Scientists Find Weak Spot Shared by Polio and Cold Viruses

Scientists just found the molecular playbook that viruses like polio and the common cold use to take over your cells, and it might lead to drugs that stop dozens of viruses in one shot.

Researchers at the University of Maryland, Baltimore County captured something never seen before: the exact moment when viral RNA recruits human and viral proteins to build its copying machine. The team, led by chemistry professor Deepak Koirala, spent years studying how enteroviruses—a family responsible for polio, encephalitis, myocarditis, and common colds—reproduce inside human cells.

The discovery centers on a cloverleaf-shaped structure in viral RNA that acts like a molecular switch. When a viral protein called 3CD attaches to this structure, the virus copies itself. When 3CD detaches, the RNA switches to making viral proteins instead.

"We previously determined the structure of the RNA alone, and other groups determined the structure of proteins, but now we've captured the structure of the RNA and proteins together," Koirala explains. Using advanced techniques like X-ray crystallography, the team watched these molecules interact in real time.
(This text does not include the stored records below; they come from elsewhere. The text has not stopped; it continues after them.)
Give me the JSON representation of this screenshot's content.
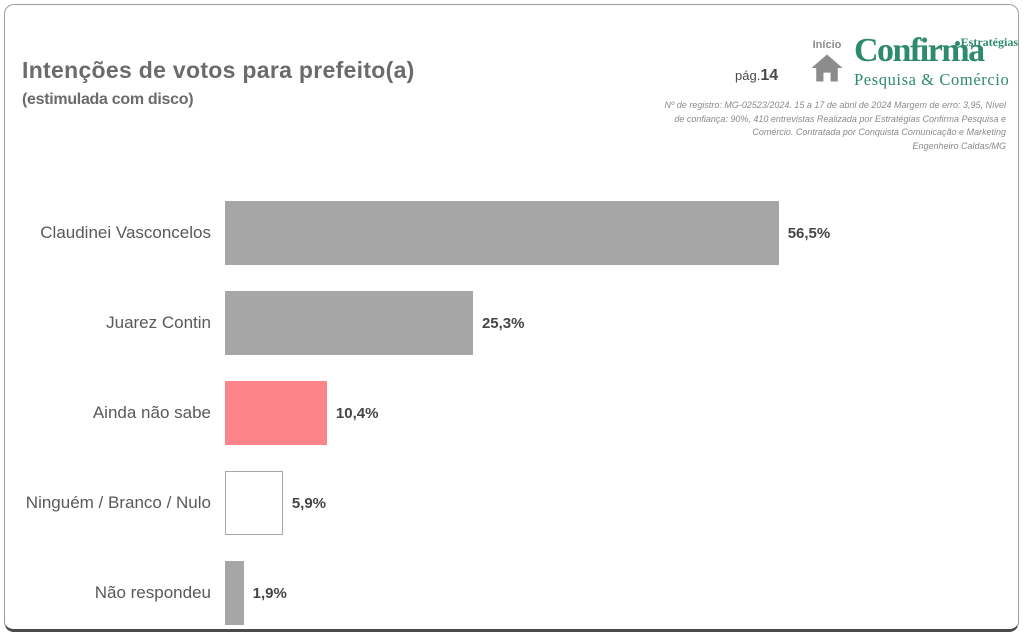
{
  "header": {
    "title": "Intenções de votos para prefeito(a)",
    "subtitle": "(estimulada com disco)",
    "page_prefix": "pág.",
    "page_number": "14",
    "home_label": "Início",
    "logo": {
      "name": "Confirma",
      "tagline_top": "Estratégias",
      "tagline_bottom": "Pesquisa & Comércio",
      "green": "#2E8B6A"
    },
    "registration_lines": [
      "Nº de registro: MG-02523/2024. 15 a 17 de abril de 2024 Margem de erro: 3,95, Nível",
      "de confiança: 90%, 410 entrevistas Realizada por Estratégias Confirma Pesquisa e",
      "Comércio. Contratada por Conquista Comunicação e Marketing",
      "Engenheiro Caldas/MG"
    ]
  },
  "chart_data": {
    "type": "bar",
    "orientation": "horizontal",
    "title": "Intenções de votos para prefeito(a)",
    "subtitle": "(estimulada com disco)",
    "categories": [
      "Claudinei Vasconcelos",
      "Juarez Contin",
      "Ainda não sabe",
      "Ninguém / Branco / Nulo",
      "Não respondeu"
    ],
    "values": [
      56.5,
      25.3,
      10.4,
      5.9,
      1.9
    ],
    "value_suffix": "%",
    "xlim": [
      0,
      60
    ],
    "grid": false,
    "legend": false,
    "bars": [
      {
        "label": "Claudinei Vasconcelos",
        "value": 56.5,
        "value_label": "56,5%",
        "fill": "#A6A6A6"
      },
      {
        "label": "Juarez Contin",
        "value": 25.3,
        "value_label": "25,3%",
        "fill": "#A6A6A6"
      },
      {
        "label": "Ainda não sabe",
        "value": 10.4,
        "value_label": "10,4%",
        "fill": "#FC8388"
      },
      {
        "label": "Ninguém / Branco / Nulo",
        "value": 5.9,
        "value_label": "5,9%",
        "fill": "#FFFFFF",
        "border": "#A6A6A6"
      },
      {
        "label": "Não respondeu",
        "value": 1.9,
        "value_label": "1,9%",
        "fill": "#A6A6A6"
      }
    ]
  }
}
The researchers solved a longstanding mystery too. They proved that two complete 3CD proteins bind side by side on the viral RNA, settling a scientific debate about how the replication process actually begins.

The Bright Side

Here's where it gets really exciting: the team examined seven different enteroviruses and found nearly identical RNA cloverleaf structures across all of them. That similarity means the structure is critical to viral survival, making it an incredibly stable target for drug development.

Most antiviral drugs target one specific virus, which is why we need different medications for flu, HIV, and herpes. But because enteroviruses share this common weakness, scientists could potentially develop a single drug that works against the entire family—including viruses that currently have no treatment.

"Now we have another layer to test," Koirala says. "What if we target the RNA, or the RNA-protein interface, so that we break the interaction? Now that we have high-resolution structures, you can precisely design drug molecules to target them."

The research, published in Nature Communications, opens multiple pathways for drug development. Scientists were already creating drugs against the 3C and 3D proteins, but now they can also design medications that disrupt how these proteins bind to RNA in the first place.

Koirala marvels at what the research revealed about viral sophistication. Despite having genomes equivalent to just one human mRNA sequence, enteroviruses execute incredibly complex survival strategies inside our cells.

The breakthrough doesn't mean a universal antiviral will arrive tomorrow, but it provides the detailed molecular map drug designers need to start building one.